Mutational analysis of an archaeal minichromosome maintenance protein exterior hairpin reveals critical residues for helicase activity and DNA binding

Abstract

Background: The mini-chromosome maintenance protein (MCM) complex is an essential replicative helicase for DNA replication in Archaea and Eukaryotes. While the eukaryotic complex consists of six homologous proteins (MCM2-7), the archaeon Sulfolobus solfataricus has only one MCM protein (ssoMCM), six subunits of which form a homohexamer. We have recently reported a 4.35A crystal structure of the near full-length ssoMCM. The structure reveals a total of four beta-hairpins per subunit, three of which are located within the main channel or side channels of the ssoMCM hexamer model generated based on the symmetry of the N-terminal Methanothermobacter thermautotrophicus (mtMCM) structure. The fourth beta-hairpin, however, is located on the exterior of the hexamer, near the exit of the putative side channels and next to the ATP binding pocket.

Results: In order to better understand this hairpin's role in DNA binding and helicase activity, we performed a detailed mutational and biochemical analysis of nine residues on this exterior beta-hairpin (EXT-hp). We examined the activities of the mutants related to their helicase function, including hexamerization, ATPase, DNA binding and helicase activities. The assays showed that some of the residues on this EXT-hp play a role for DNA binding as well as for helicase activity.

Conclusions: These results implicate several current theories regarding helicase activity by this critical hexameric enzyme. As the data suggest that EXT-hp is involved in DNA binding, the results reported here imply that the EXT-hp located near the exterior exit of the side channels may play a role in contacting DNA substrate in a manner that affects DNA unwinding.

Figure 1

Overview of EXT-hp mutations. A) Sequence alignments of MCMs across archaea (top) and eukaryotes (bottom), for the short region corresponding to the EXT-hp. Sso: Sulfolobus solfataricus. Sac: Sulfolobus acidocaldarius. Prn: Aeropyrum pernix. Mth: Methanothermobacter thermautotrophicus. Pyf: Pyrococcus furiosus. Tap: Thermoplasma acidophilum. Sp: Schizosaccharomyces pombe. Sc: Saccharomyces cerevisiae. Hs: Homo sapiens. Xl: Xenopus laevis. Dm: Drosophila melanogaster. At: Arabidopsis thaliana. B) Table of mutations used for this work. C) Tilted side view of the ssoMCM hexamer model, showing the EXT-hp on the external side of the hexamer and near the side channel. A single subunit is shown in cyan, with its EXT-hp in red. The ATP binding pocket and side-channel are indicated. D) Close up view of EXT-hp. Inside and outside refer to towards the central channel and away from the central channel, respectively. The locations of the residues mutated in this study are colored on the EXT-hp according to amino acid type, as in panel B.

Figure 2

The results of FPLC and ATPase analysis. A) FPLC analysis of the mutations by gel filtration chromatography on a Superose-6 column. Molecular marker positions, Ferritin (440 kD) and aldolase (158 kD), are indicated by arrows. B) SDS-PAGE gel analysis of the purified mutant proteins.

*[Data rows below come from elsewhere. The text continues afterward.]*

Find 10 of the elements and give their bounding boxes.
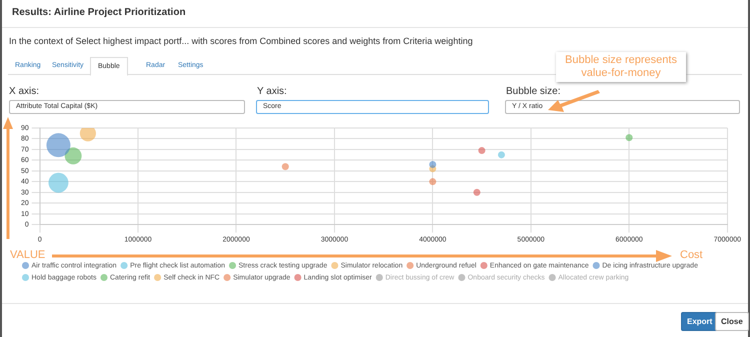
text: X axis: — [9, 86, 40, 97]
text: Export — [681, 312, 718, 331]
text: Y axis: — [257, 86, 287, 97]
text: Bubble size: — [506, 86, 560, 97]
text: Cost — [680, 249, 703, 261]
text: Close — [715, 312, 749, 331]
chart-title: Results: Airline Project Prioritization — [12, 7, 186, 18]
text: Bubble size represents value-for-money — [556, 52, 686, 82]
text: VALUE — [10, 249, 46, 261]
chart-subtitle: In the context of Select highest impact portf... with scores from Combined scores and weights from Criteria weighting — [9, 36, 473, 46]
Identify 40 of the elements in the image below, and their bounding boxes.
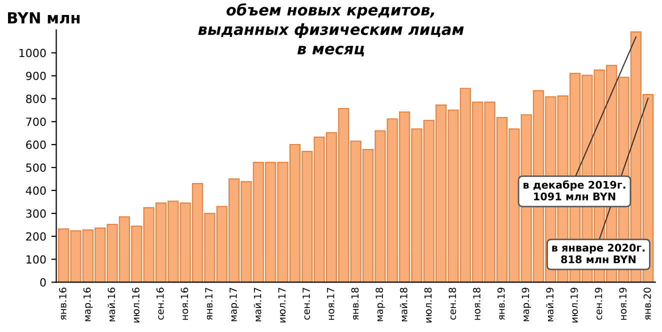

C) ATPase activity curves for WT, M3 and M8 in the presence and absence of Y-shaped DNA. Error bars representing standard error of the mean are present, but in most cases are too small to see. D) Summary of ATPase data in the presence (black bar) and absence (white bar) of Y-shaped DNA. Error bars are standard error from curve fitting.

Figure 3

Results of DNA binding assays. A) Representative EMSA gels assaying for DNA binding for WT and M8. Black triangle indicates increasing protein concentration. Locations of DNA alone and DNA-protein complexes are indicated. B) The curves of DNA binding for WT and M8. Error bars represent the standard error of the mean. C) Summary of DNA binding data for all mutants. Error bars represent standard error from curve fitting.

Figure 4

The results of helicase assays. A) Representative gel analysis result of helicase assay. B: boiled. UB: unboiled. DNA positions for Y-DNA and ssDNA are indicated. B) Summary of the quantified helicase activity of all mutants. Error bars represent standard error of the mean.